Within an hour of coming back to our house (which was amazingly organized and doing fine without us!) Yakir fell. Now, the kid falls all the time, and I didn’t think anything of it. Even as I scooped him off the floor and noticed the blood, I figured it was just another little cut. The lip partially hanging off was my first cue that something was a bit amiss.
And then the fun began.
Long story short – the kid needed stitches, badly. And his mother needed a stiff drink. We went to our neighbor the doctor (who regrets living so close to a family with six boys) and he ordered me to go immediately to the hospital. It was three hours before Shabbat, and I could already see myself fighting my way through the waiting room with an exhausted baby, holding him down as they stitched him and then figuring out what to do with myself for all of Shabbat.
It wasn’t an appealing picture.
Then we remembered that we have an oral surgeon in the yishuv who is amazing with stitches – and who is called upon all the time for all sorts of emergencies (yes, he happens to also be a mohel who did four of our children’s britot!). So, we ran over to his house, where he and his wife greeted us with open arms.
They were absolutely incredible, trying to calm me down, forcing me to laugh a bit (well, sort of) and even sending me from the room when I couldn’t be the doctor’s assistant. His wife held Yakir down with Josh while the doctor did the stitches. Amazing. And they juggled all of this while getting themselves and their eight children ready for Shabbat. And somehow, they managed to make sure that we didn’t feel rushed in any way or as if we were inconveniencing them.
He didn’t even seem too insulted when, as he looked in Yakir’s mouth and declared that there were problems with his teeth, I turned to Josh in a panic and said, “We have to see a dentist!”
When they all finished laughing at me, Josh reminded me that we were in the home of a dentist – and that this was why we had arrived.
When Yakir was patched up and ready to be taken home, Josh and I took deep breaths, and reminded ourselves that our vacation really had occurred. Really.
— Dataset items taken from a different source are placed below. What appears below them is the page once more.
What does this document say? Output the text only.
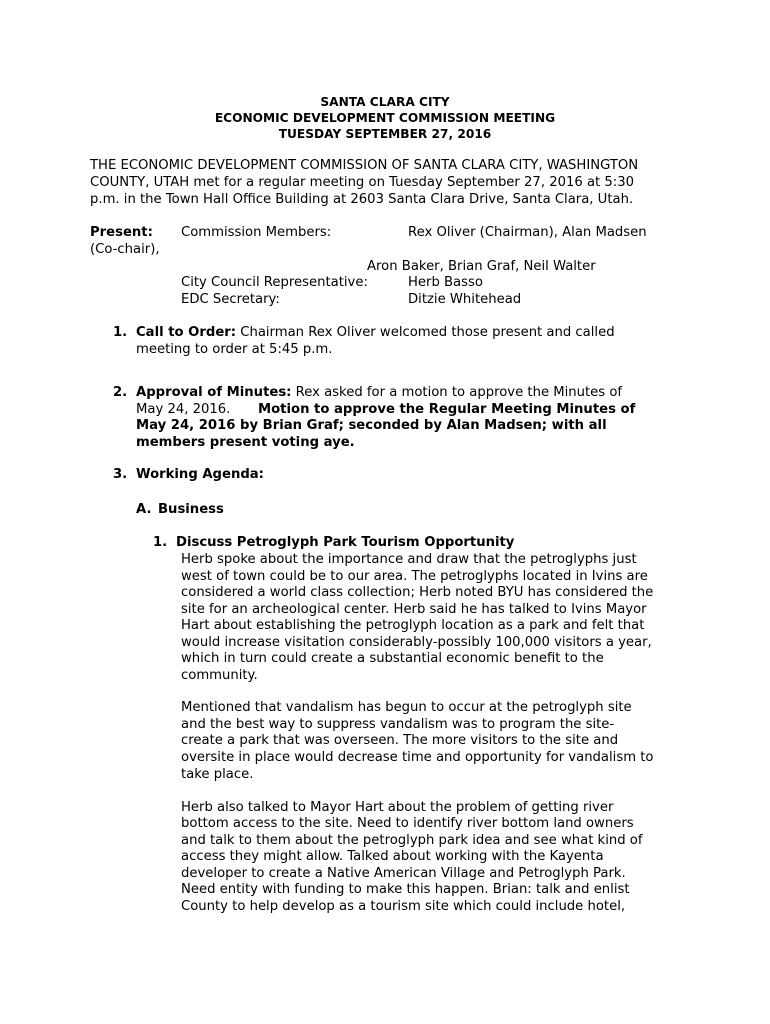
SANTA CLARA CITY
ECONOMIC DEVELOPMENT COMMISSION MEETING
TUESDAY SEPTEMBER 27, 2016
THE ECONOMIC DEVELOPMENT COMMISSION OF SANTA CLARA CITY, WASHINGTON
COUNTY, UTAH met for a regular meeting on Tuesday September 27, 2016 at 5:30
p.m. in the Town Hall Office Building at 2603 Santa Clara Drive, Santa Clara, Utah.
Present: Commission Members:	Rex Oliver (Chairman), Alan Madsen
(Co-chair),
Aron Baker, Brian Graf, Neil Walter
City Council Representative:	Herb Basso
EDC Secretary:	Ditzie Whitehead
1. Call to Order: Chairman Rex Oliver welcomed those present and called
meeting to order at 5:45 p.m.
2. Approval of Minutes: Rex asked for a motion to approve the Minutes of
May 24, 2016. Motion to approve the Regular Meeting Minutes of
May 24, 2016 by Brian Graf; seconded by Alan Madsen; with all
members present voting aye.
3. Working Agenda:
A. Business
1. Discuss Petroglyph Park Tourism Opportunity
Herb spoke about the importance and draw that the petroglyphs just
west of town could be to our area. The petroglyphs located in Ivins are
considered a world class collection; Herb noted BYU has considered the
site for an archeological center. Herb said he has talked to Ivins Mayor
Hart about establishing the petroglyph location as a park and felt that
would increase visitation considerably-possibly 100,000 visitors a year,
which in turn could create a substantial economic benefit to the
community.
Mentioned that vandalism has begun to occur at the petroglyph site
and the best way to suppress vandalism was to program the site-
create a park that was overseen. The more visitors to the site and
oversite in place would decrease time and opportunity for vandalism to
take place.
Herb also talked to Mayor Hart about the problem of getting river
bottom access to the site. Need to identify river bottom land owners
and talk to them about the petroglyph park idea and see what kind of
access they might allow. Talked about working with the Kayenta
developer to create a Native American Village and Petroglyph Park.
Need entity with funding to make this happen. Brian: talk and enlist
County to help develop as a tourism site which could include hotel,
And I remarked at how amazing our lives are – where people are ready to assist at the drop of a hat – whether it’s to help a husband surprise his wife with a much needed respite, or whether it’s to gather up a hurt child and simultaneously patch the baby and calm the parents. It takes a village, and as my birthday arrives and I get reflective, I sure do appreciate the one where we’ve found ourselves in good times and bad.